Deep learning-based OCR for Greek paleographic manuscripts (Platanou)

From The Digital Classicist Wiki
Jump to navigation Jump to search

Available

Title

  • Deep Learning-based OCR for Greek paleographic manuscripts

Status: completed (defended in December 2021)

Author

Paraskevi Platanou

Supervisors: Papaioannou Georgios, Pavlopoulos Ioannis - Department of Informatics, Athens University of Economics and Business.

Abstract

Today classicists are provided with a great number of digital tools which, in turn, offer possibilities for further study and new research goals.

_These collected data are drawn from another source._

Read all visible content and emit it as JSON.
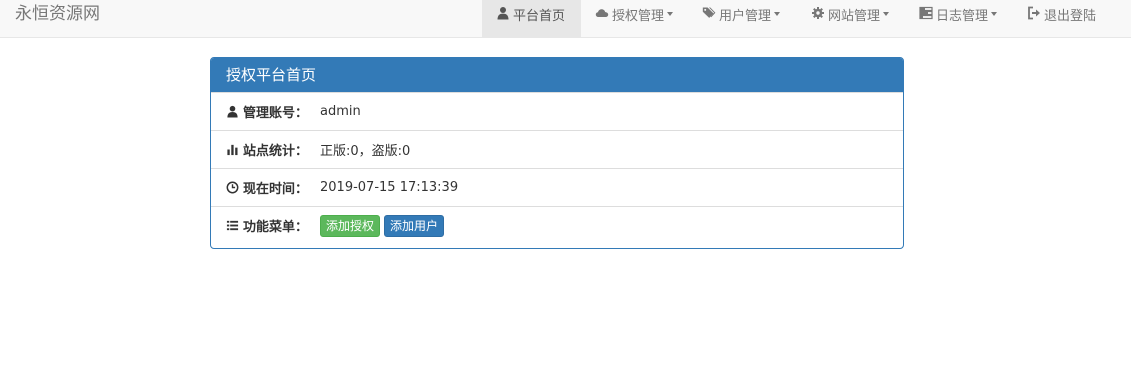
{
  "navbar": {
    "brand": "永恒资源网",
    "items": [
      {
        "label": "平台首页",
        "icon": "user-icon",
        "active": true,
        "dropdown": false
      },
      {
        "label": "授权管理",
        "icon": "cloud-icon",
        "active": false,
        "dropdown": true
      },
      {
        "label": "用户管理",
        "icon": "tags-icon",
        "active": false,
        "dropdown": true
      },
      {
        "label": "网站管理",
        "icon": "gear-icon",
        "active": false,
        "dropdown": true
      },
      {
        "label": "日志管理",
        "icon": "tasks-icon",
        "active": false,
        "dropdown": true
      },
      {
        "label": "退出登陆",
        "icon": "logout-icon",
        "active": false,
        "dropdown": false
      }
    ]
  },
  "panel": {
    "title": "授权平台首页",
    "rows": [
      {
        "icon": "user-icon",
        "label": "管理账号：",
        "value": "admin"
      },
      {
        "icon": "bar-chart-icon",
        "label": "站点统计：",
        "value": "正版:0，盗版:0"
      },
      {
        "icon": "clock-icon",
        "label": "现在时间：",
        "value": "2019-07-15 17:13:39"
      },
      {
        "icon": "list-icon",
        "label": "功能菜单：",
        "value": ""
      }
    ],
    "buttons": {
      "add_auth": "添加授权",
      "add_user": "添加用户"
    }
  },
  "colors": {
    "primary": "#337ab7",
    "success": "#5cb85c",
    "navbar_bg": "#f8f8f8",
    "nav_active_bg": "#e7e7e7"
  }
}
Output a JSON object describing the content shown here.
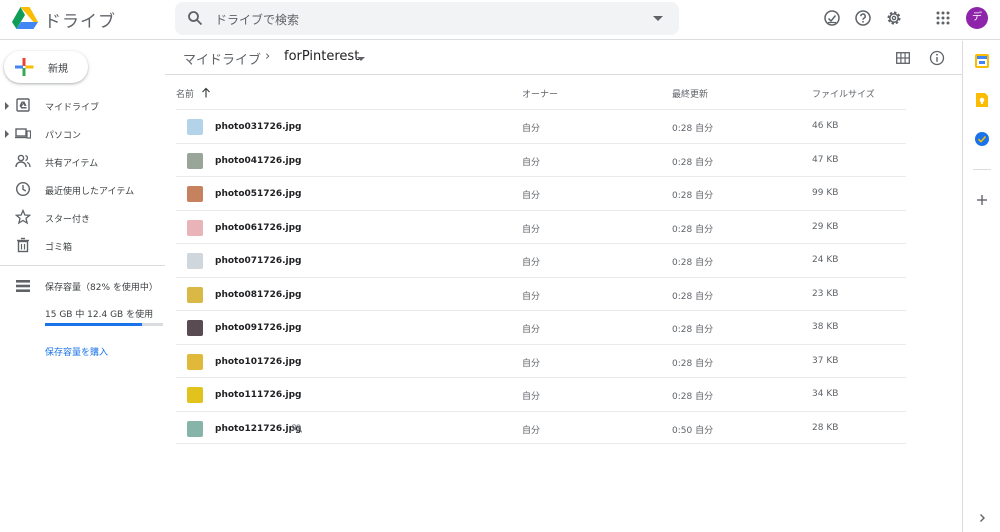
{
  "header": {
    "app_title": "ドライブ",
    "search_placeholder": "ドライブで検索",
    "avatar_letter": "デ",
    "icons": [
      "offline-icon",
      "help-icon",
      "settings-icon",
      "apps-icon"
    ]
  },
  "sidebar": {
    "new_label": "新規",
    "items": [
      {
        "label": "マイドライブ",
        "icon": "my-drive-icon",
        "expandable": true
      },
      {
        "label": "パソコン",
        "icon": "computers-icon",
        "expandable": true
      },
      {
        "label": "共有アイテム",
        "icon": "shared-icon",
        "expandable": false
      },
      {
        "label": "最近使用したアイテム",
        "icon": "recent-icon",
        "expandable": false
      },
      {
        "label": "スター付き",
        "icon": "star-icon",
        "expandable": false
      },
      {
        "label": "ゴミ箱",
        "icon": "trash-icon",
        "expandable": false
      }
    ],
    "storage": {
      "label": "保存容量（82% を使用中）",
      "usage_text": "15 GB 中 12.4 GB を使用",
      "percent": 82,
      "buy_label": "保存容量を購入"
    }
  },
  "breadcrumb": {
    "root": "マイドライブ",
    "separator": "›",
    "current": "forPinterest"
  },
  "columns": {
    "name": "名前",
    "owner": "オーナー",
    "modified": "最終更新",
    "size": "ファイルサイズ"
  },
  "files": [
    {
      "name": "photo031726.jpg",
      "owner": "自分",
      "modified": "0:28 自分",
      "size": "46 KB",
      "shared": false,
      "thumb": "#b3d4e8"
    },
    {
      "name": "photo041726.jpg",
      "owner": "自分",
      "modified": "0:28 自分",
      "size": "47 KB",
      "shared": false,
      "thumb": "#9aa59a"
    },
    {
      "name": "photo051726.jpg",
      "owner": "自分",
      "modified": "0:28 自分",
      "size": "99 KB",
      "shared": false,
      "thumb": "#c6815f"
    },
    {
      "name": "photo061726.jpg",
      "owner": "自分",
      "modified": "0:28 自分",
      "size": "29 KB",
      "shared": false,
      "thumb": "#e8b4b8"
    },
    {
      "name": "photo071726.jpg",
      "owner": "自分",
      "modified": "0:28 自分",
      "size": "24 KB",
      "shared": false,
      "thumb": "#cfd6dc"
    },
    {
      "name": "photo081726.jpg",
      "owner": "自分",
      "modified": "0:28 自分",
      "size": "23 KB",
      "shared": false,
      "thumb": "#d9b845"
    },
    {
      "name": "photo091726.jpg",
      "owner": "自分",
      "modified": "0:28 自分",
      "size": "38 KB",
      "shared": false,
      "thumb": "#5a4a52"
    },
    {
      "name": "photo101726.jpg",
      "owner": "自分",
      "modified": "0:28 自分",
      "size": "37 KB",
      "shared": false,
      "thumb": "#e0b83a"
    },
    {
      "name": "photo111726.jpg",
      "owner": "自分",
      "modified": "0:28 自分",
      "size": "34 KB",
      "shared": false,
      "thumb": "#e2c21c"
    },
    {
      "name": "photo121726.jpg",
      "owner": "自分",
      "modified": "0:50 自分",
      "size": "28 KB",
      "shared": true,
      "thumb": "#86b4a8"
    }
  ],
  "right_panel": {
    "icons": [
      "calendar-icon",
      "keep-icon",
      "tasks-icon",
      "add-icon",
      "expand-icon"
    ]
  },
  "colors": {
    "accent": "#1a73e8",
    "avatar": "#8e24aa",
    "search_bg": "#f1f3f4",
    "divider": "#dadce0"
  }
}
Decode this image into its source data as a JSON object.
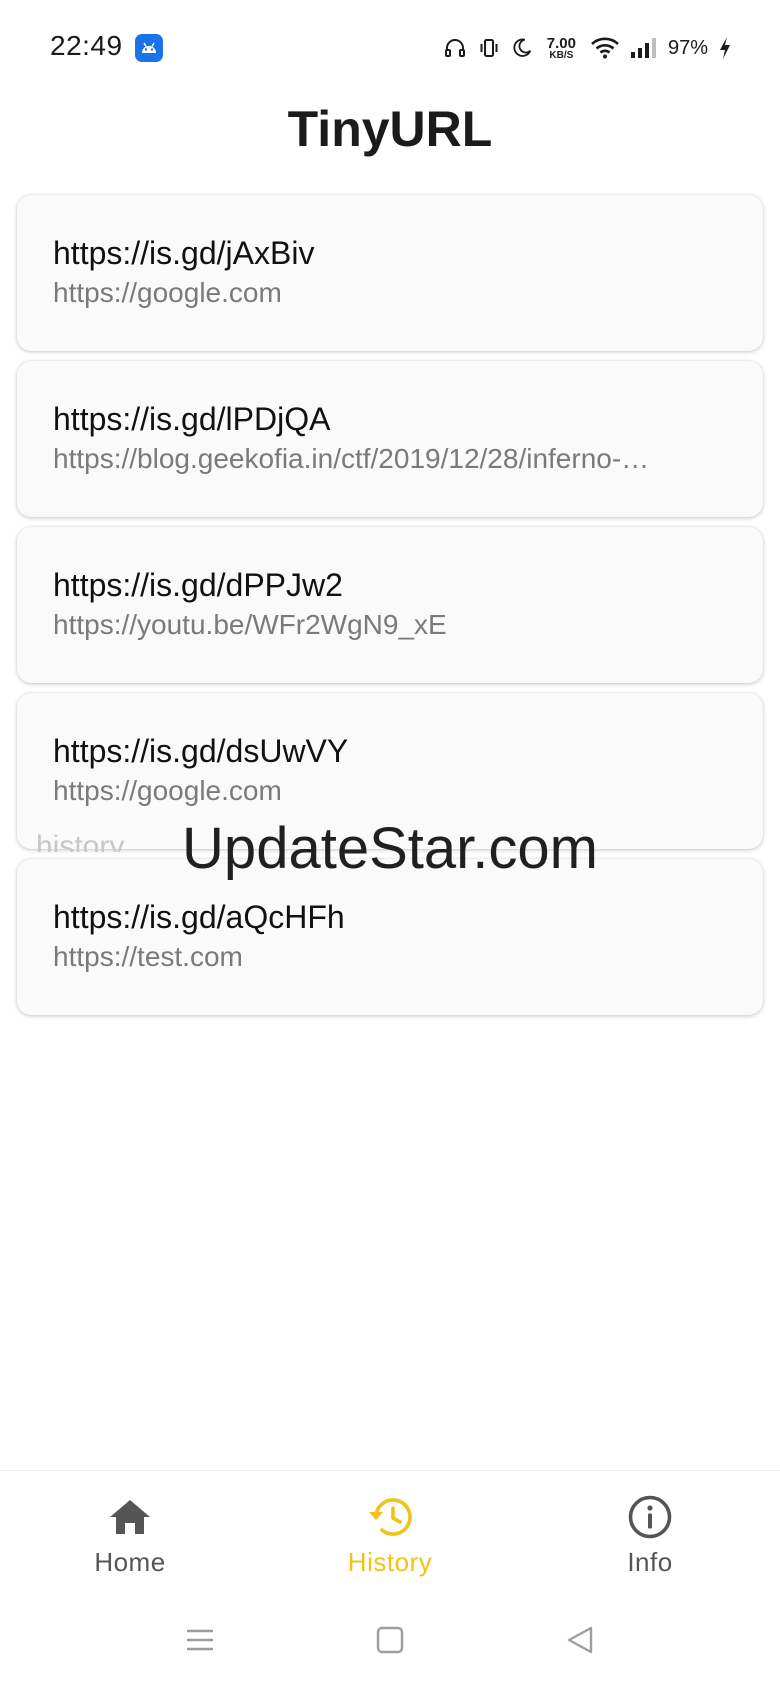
{
  "status_bar": {
    "time": "22:49",
    "net_speed_value": "7.00",
    "net_speed_unit": "KB/S",
    "battery": "97%"
  },
  "app": {
    "title": "TinyURL"
  },
  "history": {
    "items": [
      {
        "short_url": "https://is.gd/jAxBiv",
        "long_url": "https://google.com"
      },
      {
        "short_url": "https://is.gd/lPDjQA",
        "long_url": "https://blog.geekofia.in/ctf/2019/12/28/inferno-…"
      },
      {
        "short_url": "https://is.gd/dPPJw2",
        "long_url": "https://youtu.be/WFr2WgN9_xE"
      },
      {
        "short_url": "https://is.gd/dsUwVY",
        "long_url": "https://google.com"
      },
      {
        "short_url": "https://is.gd/aQcHFh",
        "long_url": "https://test.com"
      }
    ]
  },
  "watermark": {
    "ghost_text": "history",
    "text": "UpdateStar.com"
  },
  "bottom_nav": {
    "items": [
      {
        "label": "Home",
        "icon": "home-icon",
        "active": false
      },
      {
        "label": "History",
        "icon": "history-icon",
        "active": true
      },
      {
        "label": "Info",
        "icon": "info-icon",
        "active": false
      }
    ]
  },
  "colors": {
    "accent": "#f2c21b",
    "inactive": "#555555",
    "card_background": "#fafafa",
    "status_app_icon": "#1a73e8"
  },
  "system_nav": {
    "icons": [
      "menu-icon",
      "home-square-icon",
      "back-triangle-icon"
    ]
  }
}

In this thesis we explore the idea that old Greek handwriting can be machine-readable and consequently, researchers can study the target material fast and efficiently. Previous studies have shown that Optical Character Recognition (OCR) models are capable of attaining good accuracy rates. However, achieving high accuracy OCR results for Greek manuscripts is still considered to be a major challenge. The overall aim of this thesis is to examine the efficiency of OCR software for old manuscript reading and train a deep learning model for this task. To address this statement, we study and use digitized images of the Oxford University Bodleian Library Greek manuscripts. In particular, we follow steps which include image preprocessing, transcription and programming. Our ambition is to go beyond the many challenges we face from one step to the other, taking into consideration that Greek handwritten characters are challenging alone when it comes to machine reading, and develop OCR models using deep learning methods in order to render old Greek handwriting machine readable.

Presentations

  • Newcastle PGF Seminar Series 13 April 2022
  • UCL Lyceum Classics Community Seminar 9 March 2022